We've made specific bets that distinguish Skolarli Learn from the build option and from incumbents in the LXP space:

  1. AI capabilities built natively, not bolted on.SkoAI Pathway for KPI-driven learning path construction. SkoAI Coach for AI tutoring grounded in your content with citations and zero hallucination. SkoAI Generate for content generation. SkoAI Translate for multilingual delivery with voice preservation. SkoAI Quiz for question bank generation. All running inside Skolarli's VPC on AWS — customer content never leaves the perimeter, no public LLM API calls with customer data.
  2. One platform across Learn, Assess, and Certify. Internal certification programmes get the same assessment integrity infrastructure that powers Skolarli's hiring platform, including OS-level proctoring through the Skolarli Secure Browser. No vendor sprawl, no integration debt for organisations running learning programmes that produce credentials.
  3. DPDP Act 2023 compliance built in. Indian data residency on AWS Mumbai, audit trails, retention controls, candidate and learner consent management.
  4. Configuration depth that handles most "custom requirements". Custom learning paths, custom assessment rubrics, custom branding, custom workflows, deep integrations across 31+ tools. Most organisations that think they need to build can configure within Skolarli's platform.

If you've decided to buy, we'd love to talk. If you've decided to build, we'd still recommend reviewing our AI for L&D capabilities and security architecture before finalising what to build vs what to buy.

Frequently Asked Questions

Is it ever cheaper to build than buy?
At very high learner scale (typically hundreds of thousands of learners across complex parallel programmes) and with a dedicated permanent engineering team already in place, the per-learner economics of building can be lower than buying. Below that scale, buying is almost always more cost-effective when total cost of ownership is calculated honestly.
Can we start by buying and migrate to building later?
Yes, and this is often the most defensible path. Buy now to get operational quickly, build later if learner scale and engineering capacity genuinely justify it. Most teams who plan this never actually migrate — by the time the scale justifies building, the vendor has become deeply embedded in workflow, integrations, content, and learner habit.
What about open-source LMS platforms?
Open-source is a third path, distinct from build and buy. It removes some build costs (you don't write the platform from scratch) but introduces others (ongoing engineering to deploy, secure, maintain, customise, keep current, and add AI capabilities the open-source projects don't ship). We'll cover this in detail in the next Buyer's Compass post on open-source LMS.
What's the right size to consider building?
Generally speaking, if your learner count is below 50,000 across all programmes, building is hard to justify.
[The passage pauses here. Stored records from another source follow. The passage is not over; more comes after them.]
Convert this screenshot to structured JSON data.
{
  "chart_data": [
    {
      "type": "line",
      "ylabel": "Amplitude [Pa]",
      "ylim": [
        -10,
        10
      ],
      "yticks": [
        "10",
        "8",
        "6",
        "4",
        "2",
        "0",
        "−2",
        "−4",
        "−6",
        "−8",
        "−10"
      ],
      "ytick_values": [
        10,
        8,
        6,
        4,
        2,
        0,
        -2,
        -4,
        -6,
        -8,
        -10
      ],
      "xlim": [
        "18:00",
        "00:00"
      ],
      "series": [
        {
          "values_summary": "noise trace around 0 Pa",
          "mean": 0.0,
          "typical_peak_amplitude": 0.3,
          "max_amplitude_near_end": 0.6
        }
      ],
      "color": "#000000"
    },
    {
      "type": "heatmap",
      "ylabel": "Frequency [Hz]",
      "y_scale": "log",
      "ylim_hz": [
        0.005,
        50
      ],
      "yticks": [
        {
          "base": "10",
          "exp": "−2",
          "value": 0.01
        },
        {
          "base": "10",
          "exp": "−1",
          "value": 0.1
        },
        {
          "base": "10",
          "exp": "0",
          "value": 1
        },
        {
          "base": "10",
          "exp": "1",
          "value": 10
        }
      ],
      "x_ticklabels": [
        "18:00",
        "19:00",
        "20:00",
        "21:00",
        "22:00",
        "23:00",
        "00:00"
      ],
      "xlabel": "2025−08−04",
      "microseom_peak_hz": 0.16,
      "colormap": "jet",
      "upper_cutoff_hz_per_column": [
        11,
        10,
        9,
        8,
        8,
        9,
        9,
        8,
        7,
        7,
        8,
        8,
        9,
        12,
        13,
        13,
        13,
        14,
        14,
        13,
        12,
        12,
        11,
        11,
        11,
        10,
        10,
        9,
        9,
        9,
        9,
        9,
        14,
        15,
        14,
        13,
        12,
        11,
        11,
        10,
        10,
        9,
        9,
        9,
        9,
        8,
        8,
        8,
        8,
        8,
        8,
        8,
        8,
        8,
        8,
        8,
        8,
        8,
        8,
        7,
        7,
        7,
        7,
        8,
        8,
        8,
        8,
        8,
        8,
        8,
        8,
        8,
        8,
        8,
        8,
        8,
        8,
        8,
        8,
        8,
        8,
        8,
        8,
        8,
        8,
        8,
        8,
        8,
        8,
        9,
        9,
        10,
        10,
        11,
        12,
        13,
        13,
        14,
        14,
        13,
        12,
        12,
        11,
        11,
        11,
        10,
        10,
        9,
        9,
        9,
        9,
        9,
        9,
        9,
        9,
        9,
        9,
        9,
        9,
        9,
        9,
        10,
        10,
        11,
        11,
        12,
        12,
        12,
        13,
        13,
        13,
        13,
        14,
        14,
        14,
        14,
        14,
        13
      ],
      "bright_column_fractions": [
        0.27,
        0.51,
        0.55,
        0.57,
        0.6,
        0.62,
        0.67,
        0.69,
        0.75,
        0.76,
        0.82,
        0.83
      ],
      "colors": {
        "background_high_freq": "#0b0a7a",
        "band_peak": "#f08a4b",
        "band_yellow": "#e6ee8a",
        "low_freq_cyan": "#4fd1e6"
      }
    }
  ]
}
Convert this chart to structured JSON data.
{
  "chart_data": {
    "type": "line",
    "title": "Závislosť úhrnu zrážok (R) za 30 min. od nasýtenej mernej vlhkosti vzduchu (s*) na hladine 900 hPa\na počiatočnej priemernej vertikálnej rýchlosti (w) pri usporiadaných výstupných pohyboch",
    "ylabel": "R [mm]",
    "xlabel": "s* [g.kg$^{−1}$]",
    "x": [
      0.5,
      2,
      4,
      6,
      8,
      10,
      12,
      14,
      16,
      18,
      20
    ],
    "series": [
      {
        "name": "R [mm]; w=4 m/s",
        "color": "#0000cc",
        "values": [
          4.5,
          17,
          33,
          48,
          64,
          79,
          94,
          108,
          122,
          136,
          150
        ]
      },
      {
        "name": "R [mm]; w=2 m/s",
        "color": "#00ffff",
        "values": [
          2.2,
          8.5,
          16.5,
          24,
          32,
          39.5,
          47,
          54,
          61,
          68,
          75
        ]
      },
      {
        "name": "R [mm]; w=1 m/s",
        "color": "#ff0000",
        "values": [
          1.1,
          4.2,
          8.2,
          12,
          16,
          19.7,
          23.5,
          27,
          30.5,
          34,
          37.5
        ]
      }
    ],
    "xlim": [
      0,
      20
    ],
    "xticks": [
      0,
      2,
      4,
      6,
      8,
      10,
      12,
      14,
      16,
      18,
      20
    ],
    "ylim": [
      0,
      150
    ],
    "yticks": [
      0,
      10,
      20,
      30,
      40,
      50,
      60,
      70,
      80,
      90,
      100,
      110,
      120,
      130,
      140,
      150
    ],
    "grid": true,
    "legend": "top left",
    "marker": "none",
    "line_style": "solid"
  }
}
Between 50,000 and 200,000, it's a real question that depends on engineering capacity, specific requirements, and strategic intent. Above 200,000, the conversation becomes more legitimate — though even at this scale, most organisations should still buy.
How long does it take to ship an in-house LXP?
Realistic timeline for a competitive platform: 24-36 months for version 1 with AI capabilities, 4-6 years to reach feature parity with serious vendors. Most internal proposals plan for 12-18 months and ship something materially less capable than they expected.
What's the right vendor evaluation timeline?
For a serious LXP decision, plan for 6-10 weeks of evaluation. Shorter timelines produce decisions based on demo polish rather than operational fit. Longer timelines produce procurement paralysis without better outcomes. AI capability depth specifically requires hands-on evaluation, not just demo viewing — request access to a sandbox tenant where the AI capabilities can be tested against your actual content.

About this piece

This post is part of the Skolarli Buyer's Compass, an analytical series from Skolarli Akademy Research covering the structural decisions facing hiring and L&D buyers in the AI era.

Skolarli Akademy Research is the editorial arm of Skolarli Edulabs Pvt. Ltd., publishing analysis on learning, hiring, and assessment infrastructure. Findings are reviewed by Skolarli's founders and product leaders before publication.

Reviewed by Jayalekshmy Nair, Co-founder & CTO, Skolarli.